The failure to pass the EQUAL Act, which would eliminate the nonsensical sentencing disparity between crack and cocaine powder, presents a similar puzzle. The bill passed the House in September, when 143 Republicans joined 218 Democrats in voting for it. The Senate version has 21 co-sponsors, including 11 Republicans, enough to overcome a filibuster. At least three additional Republican senators favor sharply reducing the crack/powder gap without eliminating it.

It certainly looks like legislation along these lines has enough support to pass the Senate.
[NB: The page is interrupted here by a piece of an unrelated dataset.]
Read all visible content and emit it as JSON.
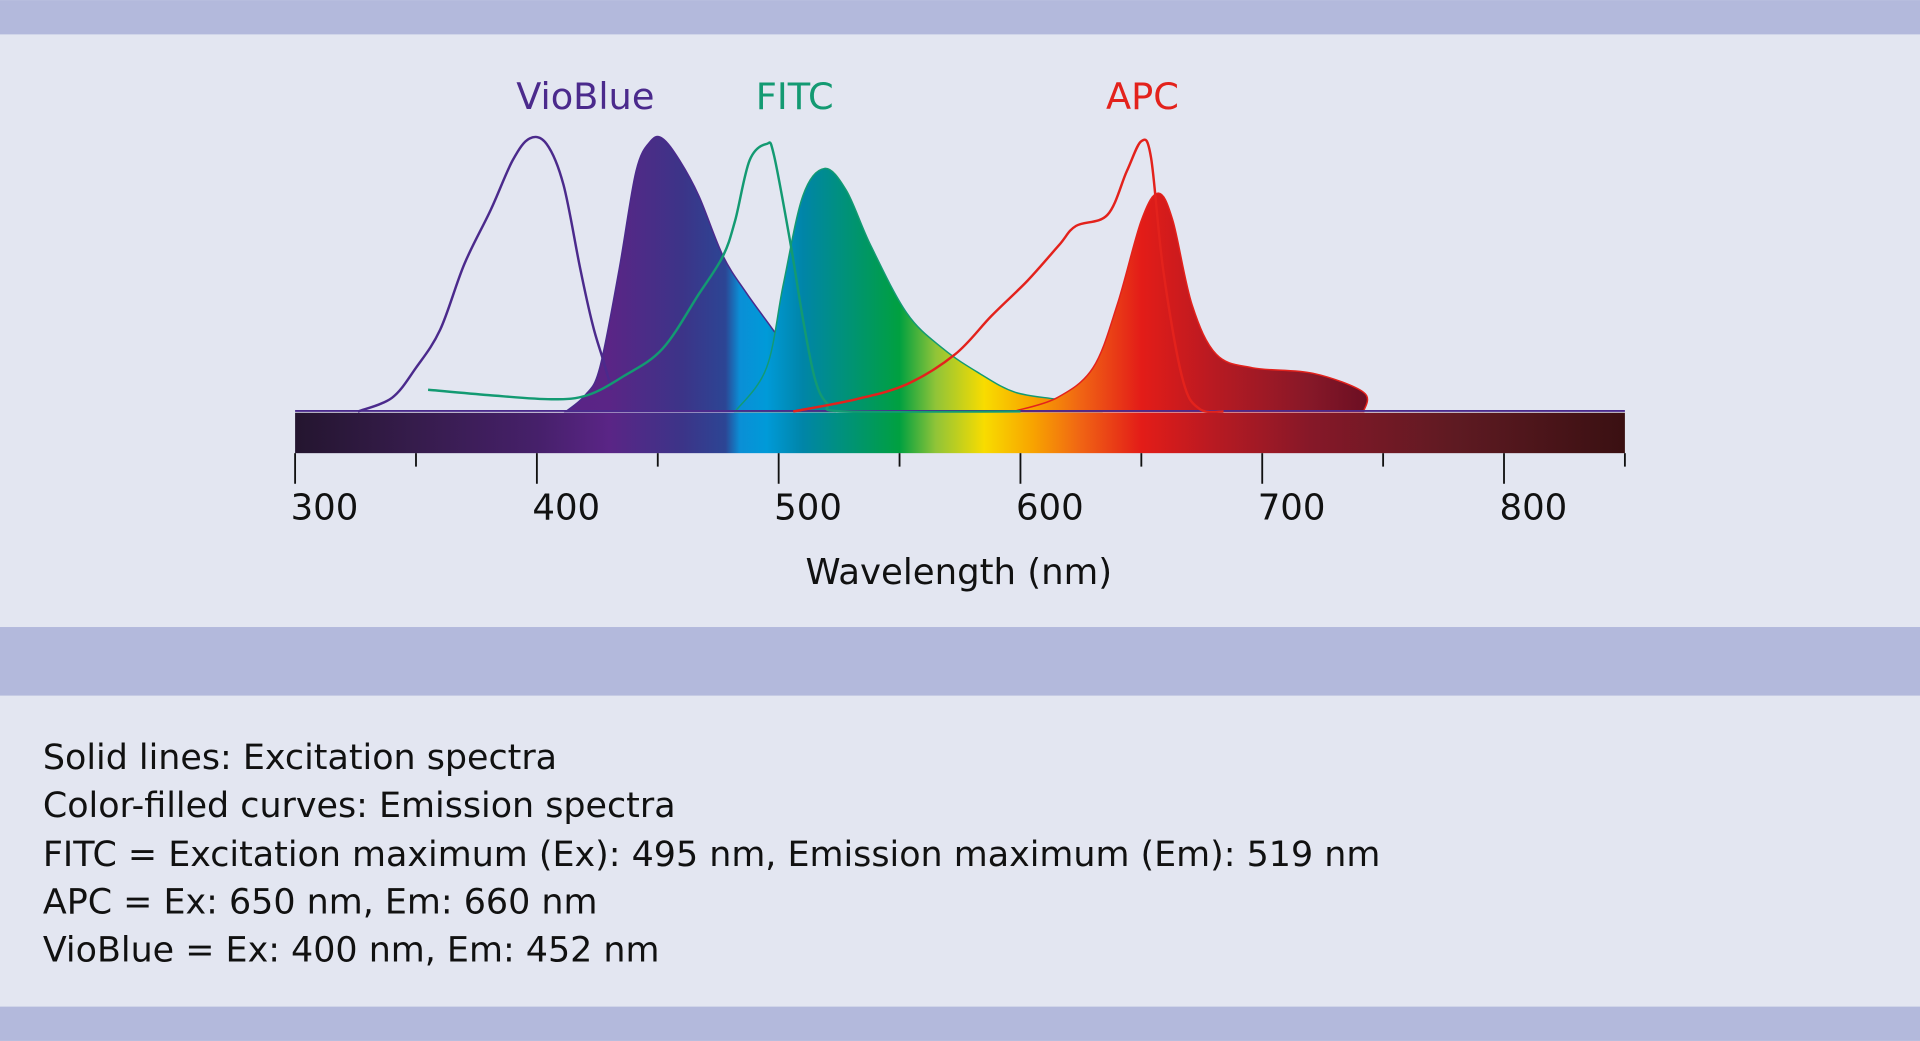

But Republican senators who had been open to including crack sentencing reform in the Consolidated Appropriations Act reportedly balked after Attorney General Merrick Garland issued a memo last Friday that instructed federal prosecutors to "promote the equivalent treatment of crack and powder cocaine offenses" in their charging decisions and sentencing recommendations.

As McConnell saw it, Garland's memo usurped congressional authority by shielding crack defendants from mandatory minimum sentences. So instead of asserting that authority by rectifying a blatantly unjust penalty scheme, Congress has once again kicked the can down the road.

"It is a searing indictment of a broken Beltway when a bill that passed the House with an overwhelming bipartisan vote, endorsed by law enforcement and civil rights leaders alike, with 11 Republican co-sponsors and filibuster-proof majority support in the Senate, and an agreement between the relevant committee Chairman and Ranking Member for inclusion in the end-of-year package, fails to make it to the President's desk," said Holly Harris, president and executive director of the Justice Action Network. "The American people deserve better."

When Booker tried to get the EQUAL Act out of committee yesterday, Cotton explained his opposition in terms that make sense only to mindlessly punitive drug warriors like him. He said he would be happy to equalize the sentences for crack and cocaine powder—but only by raising the penalties for the latter. Why? In Cotton's view, reducing penalties for drug offenses is always bad, while increasing them is always good. Because of the power that congressional dysfunction gives Cotton and like-minded obstructionists, they do not need to muster a better argument than that.